Keterhubungan dengan Alam Apakah Kita Sudah Mendengarkan Tubuh dan Sekitar?

Ilustrasi
Ilustrasi,(Pixabay.com).

TENTANGPUAN.com – Di tengah gemuruh kehidupan digital dan kesibukan yang tiada henti, manusia modern semakin terputus dari alam, juga dari tubuhnya sendiri. Kita hidup dengan deretan notifikasi, target harian, dan mobilitas tinggi yang seringkali membuat kita lupa bernapas dengan sadar.

Padahal, tubuh manusia memiliki irama alami yang selaras dengan lingkungan sekitarnya. Saat ritme ini diabaikan, dampaknya bisa dirasakan dalam bentuk stres, kecemasan, kelelahan kronis, dan rasa keterasingan yang sulit dijelaskan.

Gaya hidup slow living muncul sebagai respon terhadap keterputusan ini. Salah satu elemen utama dari slow living adalah ajakan untuk kembali terkoneksi dengan alam, tidak harus dalam bentuk pindah ke desa atau bercocok tanam penuh waktu, tetapi bisa sesederhana duduk diam di bawah pohon, berjalan tanpa earphone, atau menyentuh tanah dengan tangan kosong. Kegiatan-kegiatan kecil ini sebenarnya memiliki dampak besar bagi keseimbangan psikis dan emosional kita.

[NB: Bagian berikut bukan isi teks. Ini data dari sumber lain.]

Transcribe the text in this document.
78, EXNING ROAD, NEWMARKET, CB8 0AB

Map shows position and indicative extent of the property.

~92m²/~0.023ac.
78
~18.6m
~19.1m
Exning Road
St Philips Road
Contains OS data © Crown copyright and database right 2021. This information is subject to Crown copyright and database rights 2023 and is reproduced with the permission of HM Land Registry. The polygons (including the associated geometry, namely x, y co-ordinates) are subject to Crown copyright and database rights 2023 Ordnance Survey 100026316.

Riset dari University of Michigan (2010) menunjukkan bahwa berjalan selama 15 menit di lingkungan alami, seperti taman atau hutan kota, mampu meningkatkan vitalitas dan fungsi kognitif secara signifikan.

Bahkan, hanya melihat pemandangan alam dari jendela pun dapat membantu proses pemulihan pasien di rumah sakit lebih cepat. Ini membuktikan bahwa tubuh dan pikiran manusia secara biologis memang membutuhkan kehadiran alam sebagai bagian dari proses regulasi diri.

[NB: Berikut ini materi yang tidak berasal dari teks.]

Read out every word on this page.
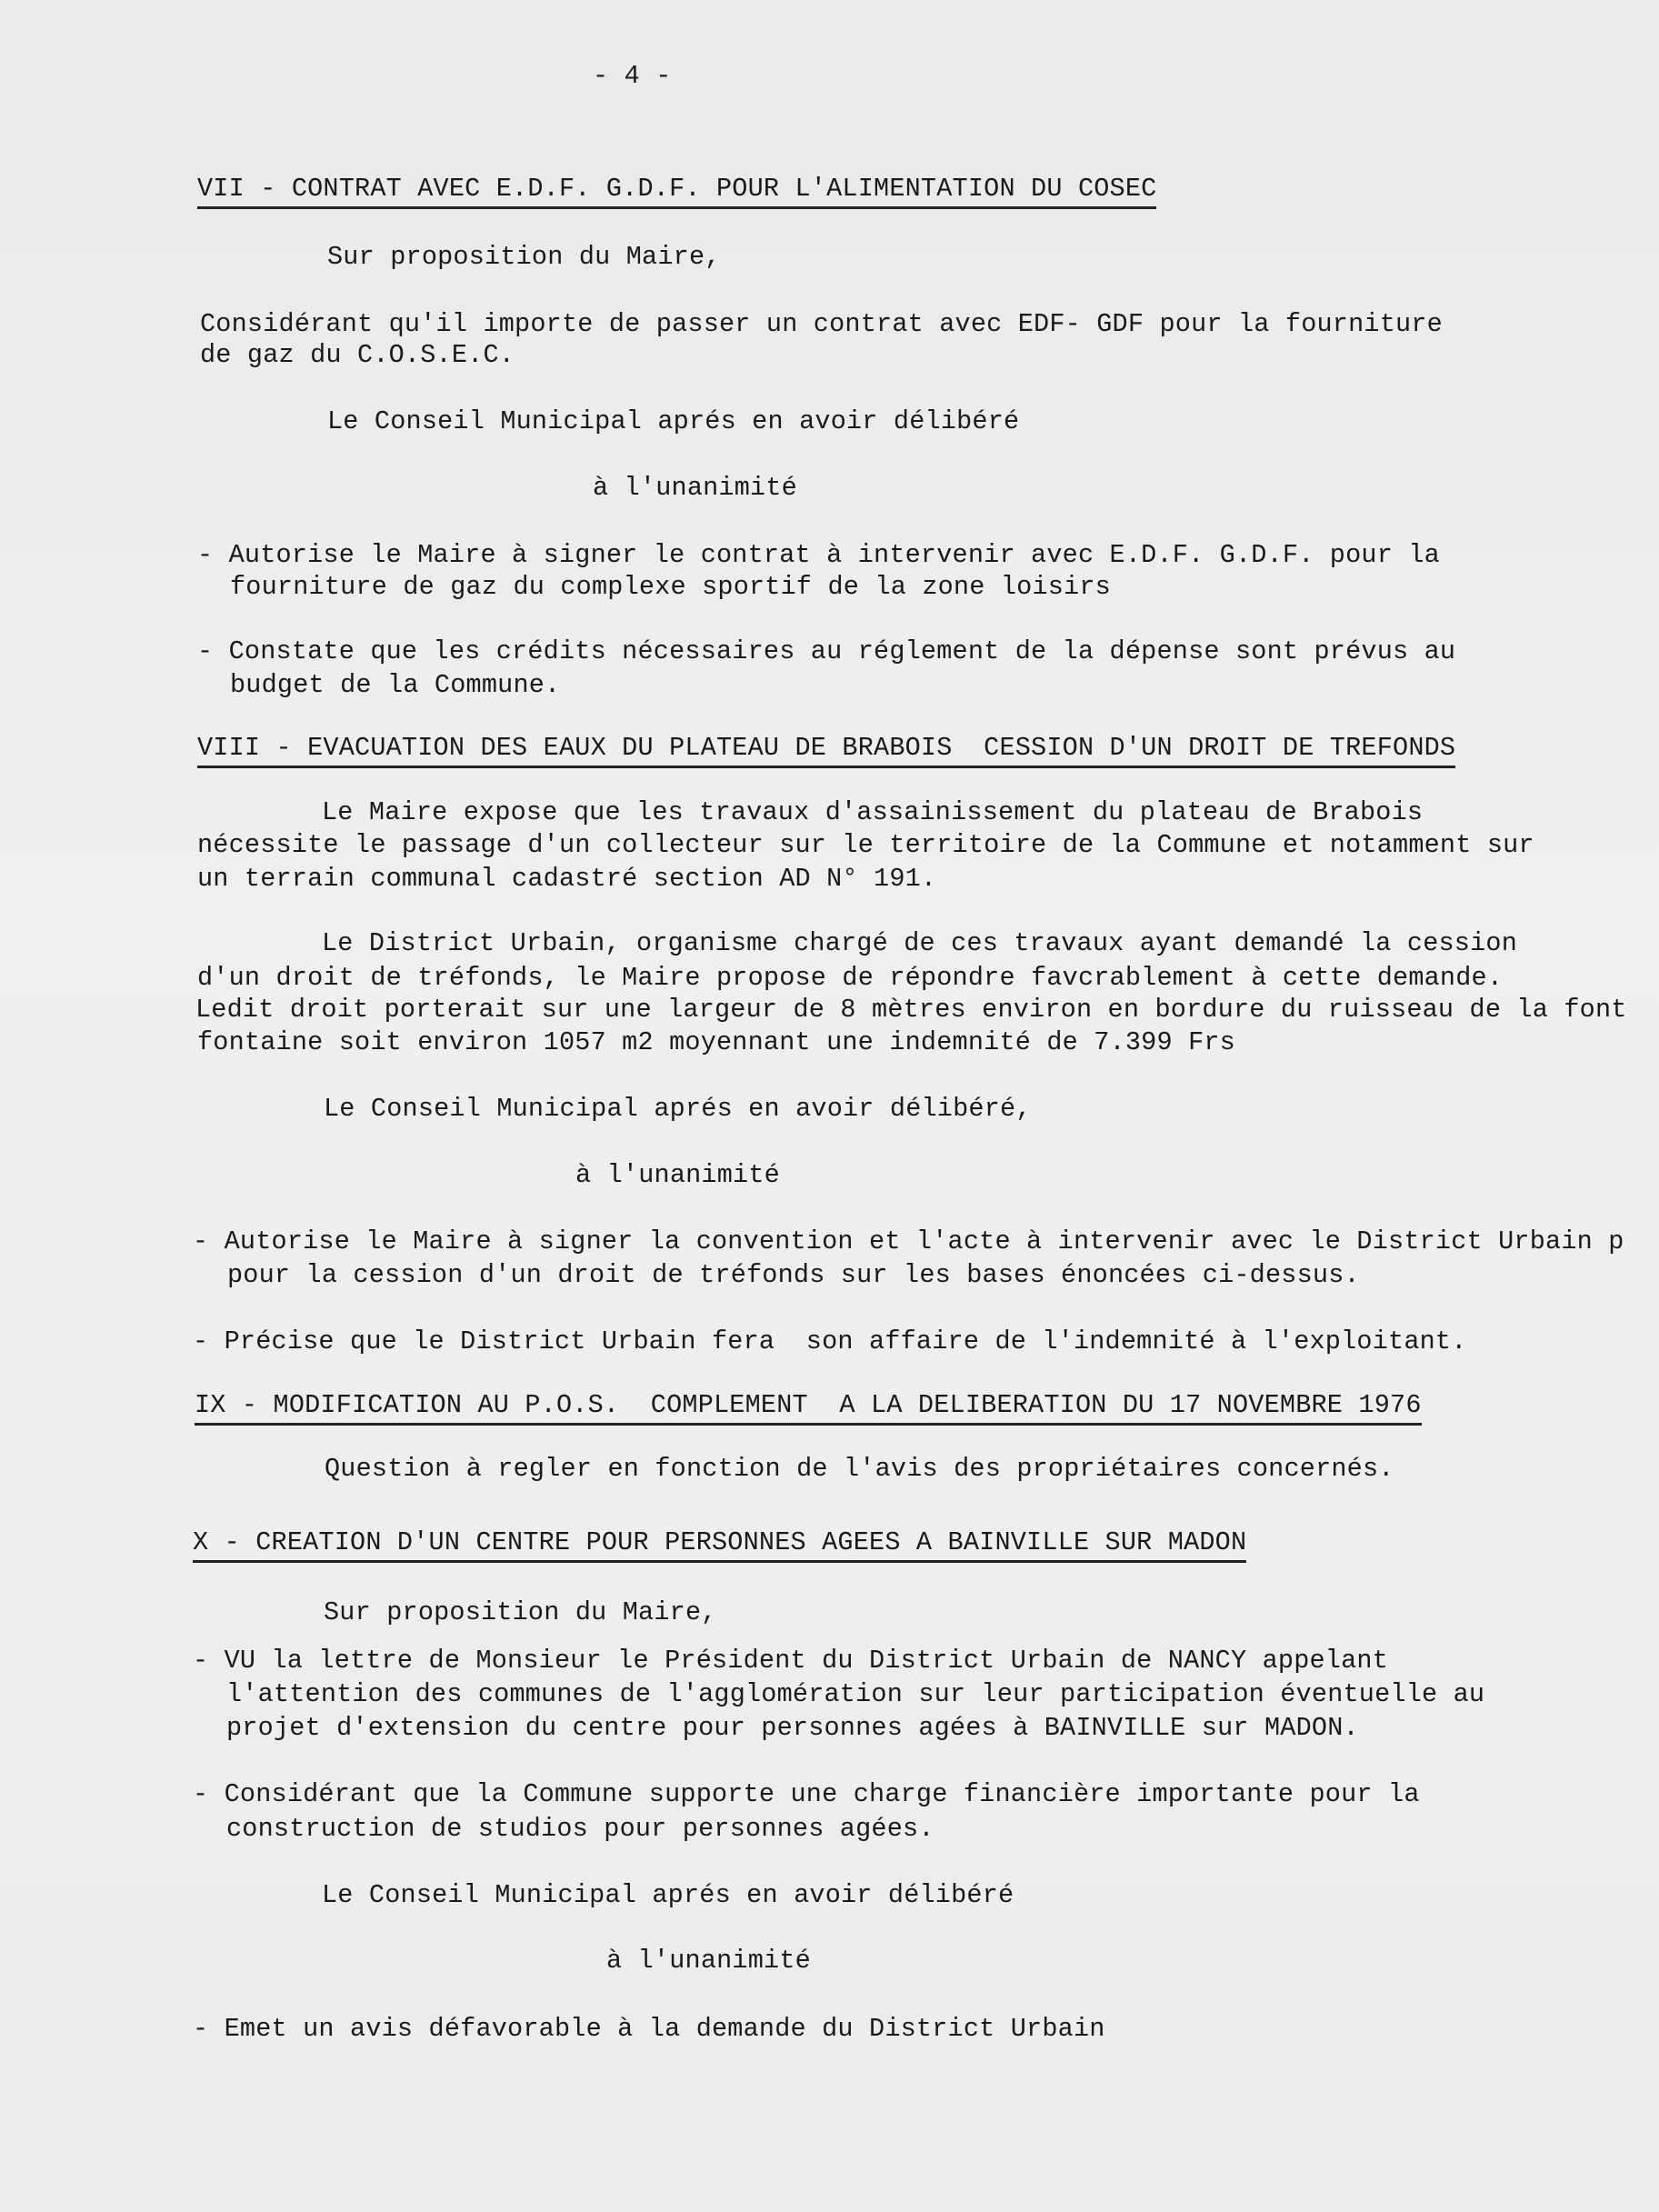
- 4 -
VII - CONTRAT AVEC E.D.F. G.D.F. POUR L'ALIMENTATION DU COSEC
Sur proposition du Maire,
Considérant qu'il importe de passer un contrat avec EDF- GDF pour la fourniture
de gaz du C.O.S.E.C.
Le Conseil Municipal aprés en avoir délibéré
à l'unanimité
- Autorise le Maire à signer le contrat à intervenir avec E.D.F. G.D.F. pour la
fourniture de gaz du complexe sportif de la zone loisirs
- Constate que les crédits nécessaires au réglement de la dépense sont prévus au
budget de la Commune.
VIII - EVACUATION DES EAUX DU PLATEAU DE BRABOIS  CESSION D'UN DROIT DE TREFONDS
Le Maire expose que les travaux d'assainissement du plateau de Brabois
nécessite le passage d'un collecteur sur le territoire de la Commune et notamment sur
un terrain communal cadastré section AD N° 191.
Le District Urbain, organisme chargé de ces travaux ayant demandé la cession
d'un droit de tréfonds, le Maire propose de répondre favcrablement à cette demande.
Ledit droit porterait sur une largeur de 8 mètres environ en bordure du ruisseau de la font
fontaine soit environ 1057 m2 moyennant une indemnité de 7.399 Frs
Le Conseil Municipal aprés en avoir délibéré,
à l'unanimité
- Autorise le Maire à signer la convention et l'acte à intervenir avec le District Urbain p
pour la cession d'un droit de tréfonds sur les bases énoncées ci-dessus.
- Précise que le District Urbain fera  son affaire de l'indemnité à l'exploitant.
IX - MODIFICATION AU P.O.S.  COMPLEMENT  A LA DELIBERATION DU 17 NOVEMBRE 1976
Question à regler en fonction de l'avis des propriétaires concernés.
X - CREATION D'UN CENTRE POUR PERSONNES AGEES A BAINVILLE SUR MADON
Sur proposition du Maire,
- VU la lettre de Monsieur le Président du District Urbain de NANCY appelant
l'attention des communes de l'agglomération sur leur participation éventuelle au
projet d'extension du centre pour personnes agées à BAINVILLE sur MADON.
- Considérant que la Commune supporte une charge financière importante pour la
construction de studios pour personnes agées.
Le Conseil Municipal aprés en avoir délibéré
à l'unanimité
- Emet un avis défavorable à la demande du District Urbain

Namun, keterhubungan dengan alam bukan hanya soal kesehatan individu. Ada dimensi ekologis dan sosial yang lebih besar. Semakin banyak manusia yang merasa terhubung dengan lingkungan sekitarnya, semakin tinggi pula kepedulian terhadap pelestarian alam. Menyentuh tanah, merawat tanaman, atau mendengarkan suara burung bisa menumbuhkan rasa memiliki yang pada akhirnya memperkuat kesadaran lingkungan. Ini sangat penting di masa krisis iklim yang membutuhkan tindakan kolektif dari semua lapisan masyarakat.

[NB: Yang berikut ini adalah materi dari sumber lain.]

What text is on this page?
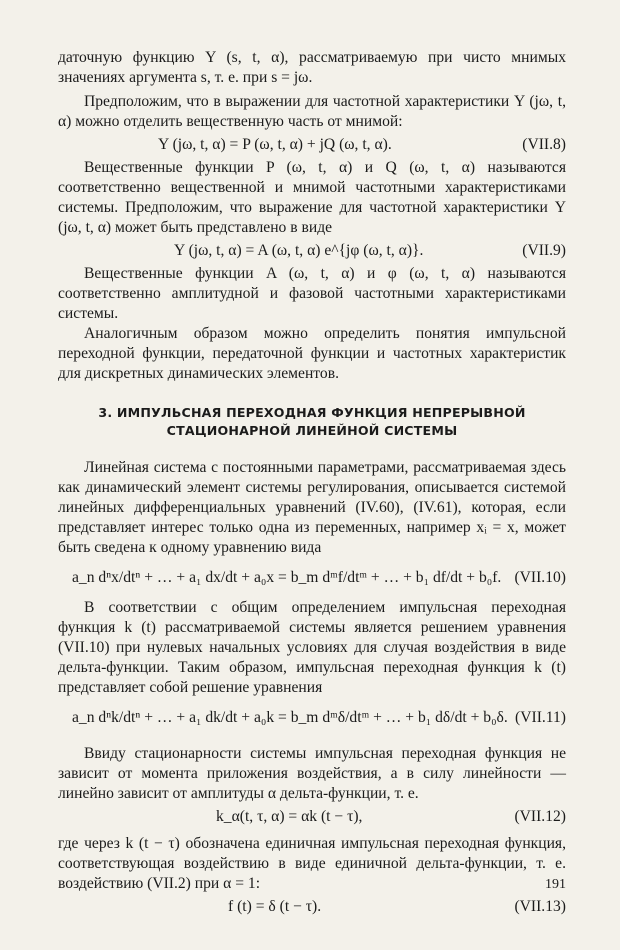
даточную функцию Y (s, t, α), рассматриваемую при чисто мнимых значениях аргумента s, т. е. при s = jω.

Предположим, что в выражении для частотной характеристики Y (jω, t, α) можно отделить вещественную часть от мнимой:

Y (jω, t, α) = P (ω, t, α) + jQ (ω, t, α).	(VII.8)

Вещественные функции P (ω, t, α) и Q (ω, t, α) называются соответственно вещественной и мнимой частотными характеристиками системы. Предположим, что выражение для частотной характеристики Y (jω, t, α) может быть представлено в виде

Y (jω, t, α) = A (ω, t, α) e^{jφ (ω, t, α)}.	(VII.9)

Вещественные функции A (ω, t, α) и φ (ω, t, α) называются соответственно амплитудной и фазовой частотными характеристиками системы.

Аналогичным образом можно определить понятия импульсной переходной функции, передаточной функции и частотных характеристик для дискретных динамических элементов.

3. ИМПУЛЬСНАЯ ПЕРЕХОДНАЯ ФУНКЦИЯ НЕПРЕРЫВНОЙ СТАЦИОНАРНОЙ ЛИНЕЙНОЙ СИСТЕМЫ

Линейная система с постоянными параметрами, рассматриваемая здесь как динамический элемент системы регулирования, описывается системой линейных дифференциальных уравнений (IV.60), (IV.61), которая, если представляет интерес только одна из переменных, например xᵢ = x, может быть сведена к одному уравнению вида

a_n dⁿx/dtⁿ + … + a₁ dx/dt + a₀x = b_m dᵐf/dtᵐ + … + b₁ df/dt + b₀f. (VII.10)

В соответствии с общим определением импульсная переходная функция k (t) рассматриваемой системы является решением уравнения (VII.10) при нулевых начальных условиях для случая воздействия в виде дельта-функции. Таким образом, импульсная переходная функция k (t) представляет собой решение уравнения

a_n dⁿk/dtⁿ + … + a₁ dk/dt + a₀k = b_m dᵐδ/dtᵐ + … + b₁ dδ/dt + b₀δ. (VII.11)

Ввиду стационарности системы импульсная переходная функция не зависит от момента приложения воздействия, а в силу линейности — линейно зависит от амплитуды α дельта-функции, т. е.

k_α(t, τ, α) = αk (t − τ),	(VII.12)

где через k (t − τ) обозначена единичная импульсная переходная функция, соответствующая воздействию в виде единичной дельта-функции, т. е. воздействию (VII.2) при α = 1:

f (t) = δ (t − τ).	(VII.13)
191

Sayangnya, tidak semua orang memiliki akses yang adil terhadap alam. Perkotaan yang padat dan minim ruang hijau membuat interaksi dengan alam menjadi kemewahan tersendiri. Di sisi lain, perempuan dan anak-anak yang tinggal di lingkungan kumuh atau kawasan rawan bencana kerap menjadi kelompok paling rentan, karena keterhubungan mereka dengan alam lebih sering berupa ancaman ketimbang kenyamanan. Di sinilah pentingnya kebijakan kota yang ramah alam dan berpihak pada kelompok rentan.

Kembali mendengarkan tubuh dan sekitar berarti memberi ruang untuk jeda. Jeda yang tidak harus produktif, tidak harus bermakna besar, tapi cukup untuk membuat kita merasa hidup. Ini bisa dimulai dari rutinitas sederhana: menyiram tanaman dengan sadar, menikmati aroma tanah basah setelah hujan, atau membuka jendela di pagi hari sambil memperhatikan langit. Tubuh dan alam sama-sama berbisik—kita hanya perlu berhenti sejenak untuk mendengar.

Dalam dunia yang semakin cepat, mungkin revolusi terbesar justru dimulai dengan melambat. Mendengarkan tubuh dan sekitar bukan pelarian dari tanggung jawab, melainkan bentuk keberanian untuk hadir sepenuhnya—bagi diri, bagi orang lain, dan bagi bumi tempat kita berpijak.